Alternative transmission models are part of language policy and planning debates and are thought as counteractants to reverse language shift from contemporary, superdiverse positions. Cassie Smith-Christmas & Orlaith Ruiséal include in those models local, embodied senses of language usage in supporting families to transmit Irish in the Corca Dhuibhne Gaeltacht. Also, Tadhg Ó hIfearnáin touches upon the contrast between Gaeltacht areas and isolated Irish-speaking families in terms of social support for the Irish language, including both fluent habitual speakers and the wider community with attention to beliefs about Irish vitality. In the case of Scottish Gaelic, Michelle Macleod shows other relatives and community members’ support to parents on the Isle of Lewis, while, in the case of Guernesiais, Julia Sallabank defends adult peer-to-peer transmission of the language, whose adult learners and potential reactivating and new speakers represent the strategy for survival. Case studies from Brittany analyse how family rupture and recomposition impacts upon language transmission by changing family language policies (Katell Chantreau & Stefan Moal), and how Breton-medium education relates to the positive impact of home language in producing Breton morphophonological features (Holly Kennard). From the community of practice framework, Nicole Dołowy-Rybińska explores the relationship between German and Upper Sorbian speakers in Lusatia, where Catholic community life is one of the only ways to become a new speaker of this minority language. Similarly, ethnic identification becomes an important factor driving language choice between English and Māori in New Zealand (Vincent Ieni Olsen-Reeder).

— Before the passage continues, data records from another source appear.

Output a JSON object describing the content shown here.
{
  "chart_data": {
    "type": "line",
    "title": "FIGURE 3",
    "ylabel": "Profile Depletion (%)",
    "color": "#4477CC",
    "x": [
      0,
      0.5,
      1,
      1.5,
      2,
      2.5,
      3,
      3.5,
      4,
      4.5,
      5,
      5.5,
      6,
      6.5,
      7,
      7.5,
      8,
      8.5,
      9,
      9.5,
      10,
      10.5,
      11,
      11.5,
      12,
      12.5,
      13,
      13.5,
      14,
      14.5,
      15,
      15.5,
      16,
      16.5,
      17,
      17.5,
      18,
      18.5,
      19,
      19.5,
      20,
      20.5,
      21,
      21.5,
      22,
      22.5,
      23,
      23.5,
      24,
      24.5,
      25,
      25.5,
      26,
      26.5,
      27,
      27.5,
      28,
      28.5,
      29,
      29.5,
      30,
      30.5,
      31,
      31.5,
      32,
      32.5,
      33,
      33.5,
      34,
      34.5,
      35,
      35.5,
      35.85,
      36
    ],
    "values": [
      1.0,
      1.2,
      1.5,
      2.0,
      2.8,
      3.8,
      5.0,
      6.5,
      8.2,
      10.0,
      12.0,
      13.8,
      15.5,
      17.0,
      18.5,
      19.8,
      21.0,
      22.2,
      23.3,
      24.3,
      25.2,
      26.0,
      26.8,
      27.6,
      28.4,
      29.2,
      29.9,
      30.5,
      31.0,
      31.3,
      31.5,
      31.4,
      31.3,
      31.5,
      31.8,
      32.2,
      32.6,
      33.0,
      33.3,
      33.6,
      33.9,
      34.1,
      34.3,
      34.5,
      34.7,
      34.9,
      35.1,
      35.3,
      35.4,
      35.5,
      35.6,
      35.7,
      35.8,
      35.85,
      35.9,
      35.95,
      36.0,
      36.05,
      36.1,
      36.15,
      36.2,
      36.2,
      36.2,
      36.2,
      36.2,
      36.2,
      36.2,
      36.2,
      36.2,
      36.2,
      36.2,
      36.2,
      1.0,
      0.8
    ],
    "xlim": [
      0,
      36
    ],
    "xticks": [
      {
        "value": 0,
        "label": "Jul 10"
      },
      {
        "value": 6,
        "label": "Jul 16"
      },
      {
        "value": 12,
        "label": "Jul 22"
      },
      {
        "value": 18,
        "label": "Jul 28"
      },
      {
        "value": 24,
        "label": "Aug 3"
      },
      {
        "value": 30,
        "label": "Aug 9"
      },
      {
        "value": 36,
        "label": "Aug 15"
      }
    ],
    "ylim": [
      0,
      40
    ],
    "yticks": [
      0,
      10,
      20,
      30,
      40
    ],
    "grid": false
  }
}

Regarding newspeakerism and language socialization theories, the Galician and Basque contexts are explored in Paula Kasares, Ane Ortega, & Estibaliz Amorrortu's chapter on holistic approaches to Basque speakers’ activation and intergenerational transmission, looking at different life stages and community actors; and in Anik Nandi, Ibon Manterola, Facundo Reyna-Muniain, & Paula Kasares’ chapter on new speakers parents’ role as policymakers and language planners at home in terms of collective language governmentality. Sviatlana Karpava, Natalia Ringblom, & Anastassia Zabrodskaja tackle the transmission of Russian as a heritage language in Cyprus, Estonia, and Sweden, tied to language commodification and to parents’ language attitudes. In that sense, a particular but different dynamic in language transmission is the adoption of children as a trigger for multilingual family language policies (Alice Fiorentino).

In sum, Transmitting Minority Languages engages with post-vernacularity and both intra- and intergenerational transmission from community and critical outlooks, posing the insufficiency of census data and macro approaches. While most data are based on questionnaires and interviews from case studies, some ethnographic detail is present in some of the chapters. With this book, the reader will be able to rethink the social valuation of minoritized languages usage and the inherent diversity to their transmission practices and discourses.